Przytul Lunę, ona Ci pomoże przetrwać ciężkie chwile.



"Połknął igłę"... Matko kochana... Ludzie nie mają po prostu wyobraźni :|

Re: Woda w płucach, śmierć kotki

PostNapisane: Nie lut 21, 2016 22:24
przez furia87
Na szczęście mam pralkę w piwnicy. Mam obsesje na pkt zamykania zmywarki. Opuszczania klapy w toalecie. Odkąd są koty (kot) nic nie może leżeć na podłodze. Trujące kwiaty wyleciały. A najlepsze z tego wszystkiego jest to ze zabroniłam myc miseczek płynem, ponieważ to chemia. Kuwetę myje soda oczyszczona. Wszystkie środki czystości bio albo naturalne. Woda do picia z filtra. I awantura o podgrzewanie kociego jedzenia w mikrofali. Nie można.
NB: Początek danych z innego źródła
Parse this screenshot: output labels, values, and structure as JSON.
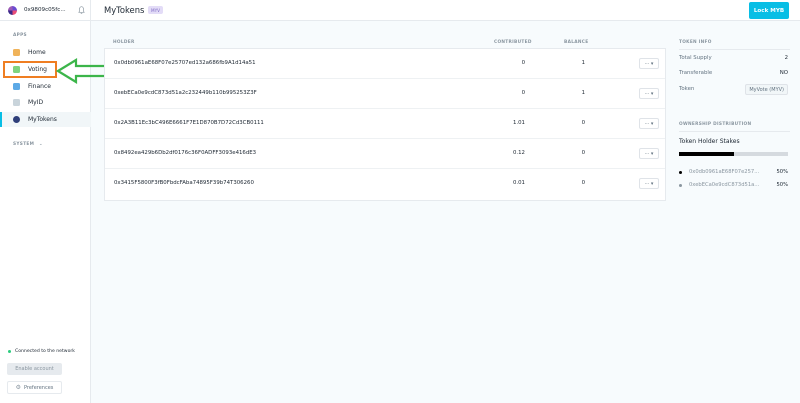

Re: Woda w płucach, śmierć kotki

PostNapisane: Nie lut 21, 2016 22:28
przez furia87
A Luncik, jak ja nazywamy, przezywa renesans. To chyba zasługa Feliway. Kota nigdy nie była tak otwarta, miziasta i ufna. Nigdy nie leżała nam na kolanach. Teraz mogę robić z nią wszystko, i daje sobie ranę po sterylce oglądać, i kubraczek jej nie przeszkadza.